Bond was set at $2 million for a man accused of opening fire on a CTA Blue Line train with “an assault weapon-type rifle” Thursday morning.
Lorenzo Jones, 25, of the 7500 block of South Luella, appeared in bond court Friday afternoon. He is charged with two counts of aggravated unlawful use of a weapon and one count each of aggravated assault with the discharge of a firearm and possession of a stolen firearm, all felonies, according to a statement from police.
Prosecutors at Friday’s bond hearing said two witnesses saw Jones with the weapon, including the train conductor and a 22-year-old female on the platform. Jones offered no motive, prosecutors said.
Jones was armed with a “high point, blue-steel rifle,” with nine live rounds, plus one in the chamber, said Cook County assistant state’s attorney Erin Antonietti.
“As the train approached, the defendant raised the weapon and fired the rifle five times at the train,” Antonietti said, noting that the bullets hit the front of the first car.
The train engineer at first thought the train had “malfunctioned,” Antonietti said, but then he saw Jones holding the weapon.
The incident was captured on video surveillance, Antonietti said.
Jones’ criminal history includes five misdemeanors, including a 2013 conviction in which he illegally sold items on CTA property, Antonietti said.
While no one was hurt in the shooting, passengers were rattled when five shots were fired from the LaSalle station platform at the oncoming train at about 11:20 a.m.
Passenger John Langston, 50, said he was on his way home to the South Side when he heard a loud noise.
“I heard about four or five shots that hit the train,” Langston said. “Boom, boom, boom.”
He said police arrived a short time later and told passengers to get off the train. “It was frightening, and now I am lost,” he said.

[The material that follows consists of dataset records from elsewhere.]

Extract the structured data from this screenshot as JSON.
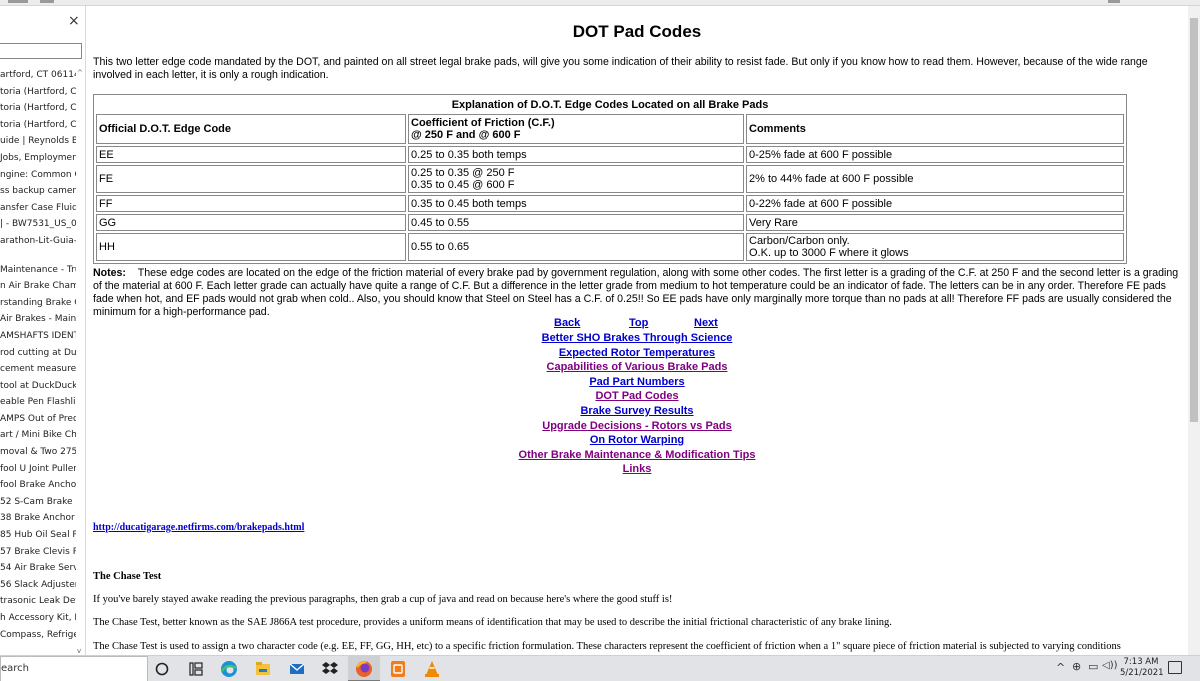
{
  "sidebar": {
    "close_glyph": "×",
    "items": [
      "artford, CT 06114) | ^",
      "toria (Hartford, CT",
      "toria (Hartford, CT",
      "toria (Hartford, CT",
      "uide | Reynolds Bra",
      "Jobs, Employment",
      "ngine: Common Ca",
      "ss backup camera",
      "ansfer Case Fluid ..",
      "| - BW7531_US_002",
      "arathon-Lit-Guia-de",
      "Maintenance - Tru.",
      "n Air Brake Chamb",
      "rstanding Brake Ch",
      "Air Brakes - Maint",
      "AMSHAFTS IDENTIF",
      "rod cutting at Duc",
      "cement measurem.",
      "tool at DuckDuckG",
      "eable Pen Flashligh",
      "AMPS Out of Preda",
      "art / Mini Bike Char",
      "moval & Two 275 g",
      "fool U Joint Pullers",
      "fool Brake Anchor P",
      "52 S-Cam Brake Sl",
      "38 Brake Anchor P",
      "85 Hub Oil Seal Re",
      "57 Brake Clevis Pin",
      "54 Air Brake Servic",
      "56 Slack Adjuster ,",
      "trasonic Leak Dete",
      "h Accessory Kit, En",
      "Compass, Refriger"
    ]
  },
  "page": {
    "title": "DOT Pad Codes",
    "intro": "This two letter edge code mandated by the DOT, and painted on all street legal brake pads, will give you some indication of their ability to resist fade. But only if you know how to read them. However, because of the wide range involved in each letter, it is only a rough indication."
  },
  "table": {
    "caption": "Explanation of D.O.T. Edge Codes Located on all Brake Pads",
    "headers": {
      "code": "Official D.O.T. Edge Code",
      "cof_line1": "Coefficient of Friction (C.F.)",
      "cof_line2": "@ 250 F and @ 600 F",
      "comments": "Comments"
    },
    "rows": [
      {
        "code": "EE",
        "cof1": "0.25 to 0.35 both temps",
        "cof2": "",
        "comment1": "0-25% fade at 600 F possible",
        "comment2": ""
      },
      {
        "code": "FE",
        "cof1": "0.25 to 0.35 @ 250 F",
        "cof2": "0.35 to 0.45 @ 600 F",
        "comment1": "2% to 44% fade at 600 F possible",
        "comment2": ""
      },
      {
        "code": "FF",
        "cof1": "0.35 to 0.45 both temps",
        "cof2": "",
        "comment1": "0-22% fade at 600 F possible",
        "comment2": ""
      },
      {
        "code": "GG",
        "cof1": "0.45 to 0.55",
        "cof2": "",
        "comment1": "Very Rare",
        "comment2": ""
      },
      {
        "code": "HH",
        "cof1": "0.55 to 0.65",
        "cof2": "",
        "comment1": "Carbon/Carbon only.",
        "comment2": "O.K. up to 3000 F where it glows"
      }
    ]
  },
  "notes": {
    "label": "Notes:",
    "text": "These edge codes are located on the edge of the friction material of every brake pad by government regulation, along with some other codes. The first letter is a grading of the C.F. at 250 F and the second letter is a grading of the material at 600 F. Each letter grade can actually have quite a range of C.F. But a difference in the letter grade from medium to hot temperature could be an indicator of fade. The letters can be in any order. Therefore FE pads fade when hot, and EF pads would not grab when cold.. Also, you should know that Steel on Steel has a C.F. of 0.25!! So EE pads have only marginally more torque than no pads at all! Therefore FF pads are usually considered the minimum for a high-performance pad."
  },
  "nav": {
    "back": "Back",
    "top": "Top",
    "next": "Next",
    "links": [
      {
        "label": "Better SHO Brakes Through Science",
        "visited": false
      },
      {
        "label": "Expected Rotor Temperatures",
        "visited": false
      },
      {
        "label": "Capabilities of Various Brake Pads",
        "visited": true
      },
      {
        "label": "Pad Part Numbers",
        "visited": false
      },
      {
        "label": "DOT Pad Codes",
        "visited": true
      },
      {
        "label": "Brake Survey Results",
        "visited": false
      },
      {
        "label": "Upgrade Decisions - Rotors vs Pads",
        "visited": true
      },
      {
        "label": "On Rotor Warping",
        "visited": false
      },
      {
        "label": "Other Brake Maintenance & Modification Tips",
        "visited": true
      },
      {
        "label": "Links",
        "visited": true
      }
    ]
  },
  "source_url": "http://ducatigarage.netfirms.com/brakepads.html",
  "chase": {
    "heading": "The Chase Test",
    "p1": "If you've barely stayed awake reading the previous paragraphs, then grab a cup of java and read on because here's where the good stuff is!",
    "p2": "The Chase Test, better known as the SAE J866A test procedure, provides a uniform means of identification that may be used to describe the initial frictional characteristic of any brake lining.",
    "p3": "The Chase Test is used to assign a two character code (e.g. EE, FF, GG, HH, etc) to a specific friction formulation. These characters represent the coefficient of friction when a 1\" square piece of friction material is subjected to varying conditions"
  },
  "taskbar": {
    "search_text": "earch",
    "tray_glyphs": "^  ⊕  ▭  ◁))",
    "time": "7:13 AM",
    "date": "5/21/2021",
    "colors": {
      "edge": "#1e90d8",
      "explorer": "#f2c23a",
      "mail": "#1a6fc4",
      "dropbox": "#0b62d6",
      "firefox": "#e8622a",
      "app": "#f07d1c",
      "vlc": "#f08a00"
    }
  }
}
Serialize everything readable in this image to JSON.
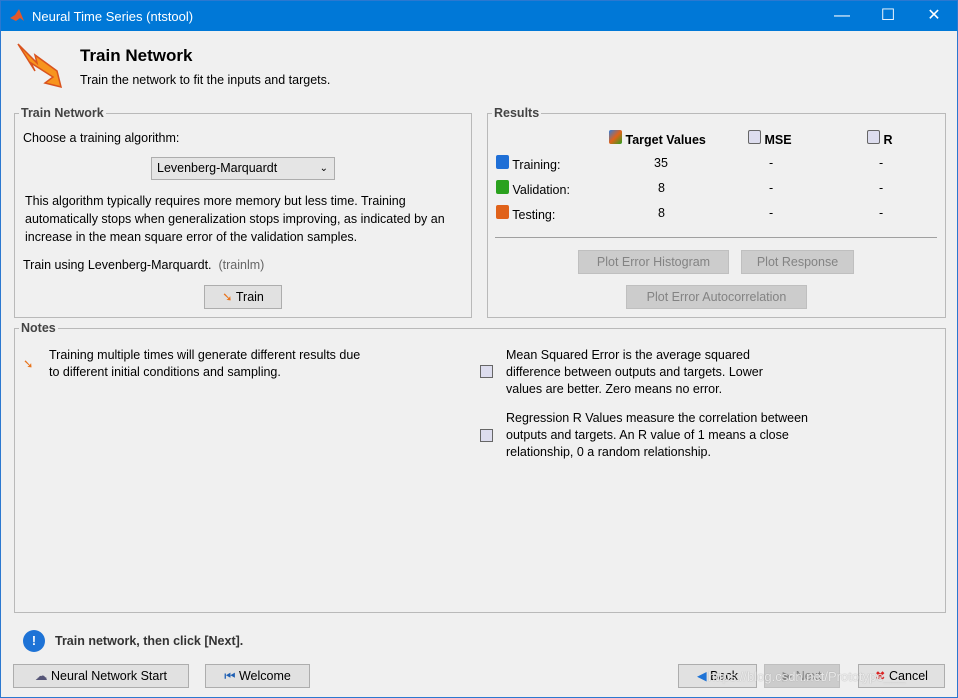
{
  "window": {
    "title": "Neural Time Series (ntstool)",
    "controls": [
      "—",
      "☐",
      "✕"
    ]
  },
  "header": {
    "title": "Train Network",
    "subtitle": "Train the network to fit the inputs and targets."
  },
  "train_panel": {
    "title": "Train Network",
    "choose_label": "Choose a training algorithm:",
    "algorithm": "Levenberg-Marquardt",
    "description": "This algorithm typically requires more memory but less time. Training automatically stops when generalization stops improving, as indicated by an increase in the mean square error of the validation samples.",
    "train_using": "Train using Levenberg-Marquardt.",
    "train_fn": "(trainlm)",
    "train_button": "Train"
  },
  "results": {
    "title": "Results",
    "columns": [
      "Target Values",
      "MSE",
      "R"
    ],
    "rows": [
      {
        "label": "Training:",
        "targets": "35",
        "mse": "-",
        "r": "-",
        "color": "#1f6fd6"
      },
      {
        "label": "Validation:",
        "targets": "8",
        "mse": "-",
        "r": "-",
        "color": "#2aa11e"
      },
      {
        "label": "Testing:",
        "targets": "8",
        "mse": "-",
        "r": "-",
        "color": "#e0621a"
      }
    ],
    "buttons": {
      "histogram": "Plot Error Histogram",
      "response": "Plot Response",
      "autocorr": "Plot Error Autocorrelation"
    }
  },
  "notes": {
    "title": "Notes",
    "note1": "Training multiple times will generate different results due to different initial conditions and sampling.",
    "note2": "Mean Squared Error is the average squared difference between outputs and targets. Lower values are better. Zero means no error.",
    "note3": "Regression R Values measure the correlation between outputs and targets. An R value of 1 means a close relationship, 0 a random relationship."
  },
  "status": "Train network, then click [Next].",
  "footer": {
    "start": "Neural Network Start",
    "welcome": "Welcome",
    "back": "Back",
    "next": "Next",
    "cancel": "Cancel"
  },
  "watermark": "https://blog.csdn.net/Prototype___"
}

At a news conference later in the day, Supt. Garry McCarthy confirmed that five shots were fired at the train, but he wouldn’t speculate about the motive. He said the shooter had an FOID card and that the stock had been cut off the rifle.
“He fired a number of shots at the train, not an individual, which is perplexing,” McCarthy said. “We responded, we got the gun, we got him. It’s kind of bizarre behavior. I don’t know his motivations.”
Using CTA cameras, police tracked the man’s movements before the incident. McCarthy said the man boarded a train at LaSalle, rode it for a while and eventually returned to the LaSalle stop.
He waited there for a while, and when a train approached, he opened fire. Then the suspect took off running, but he was captured near State and Polk.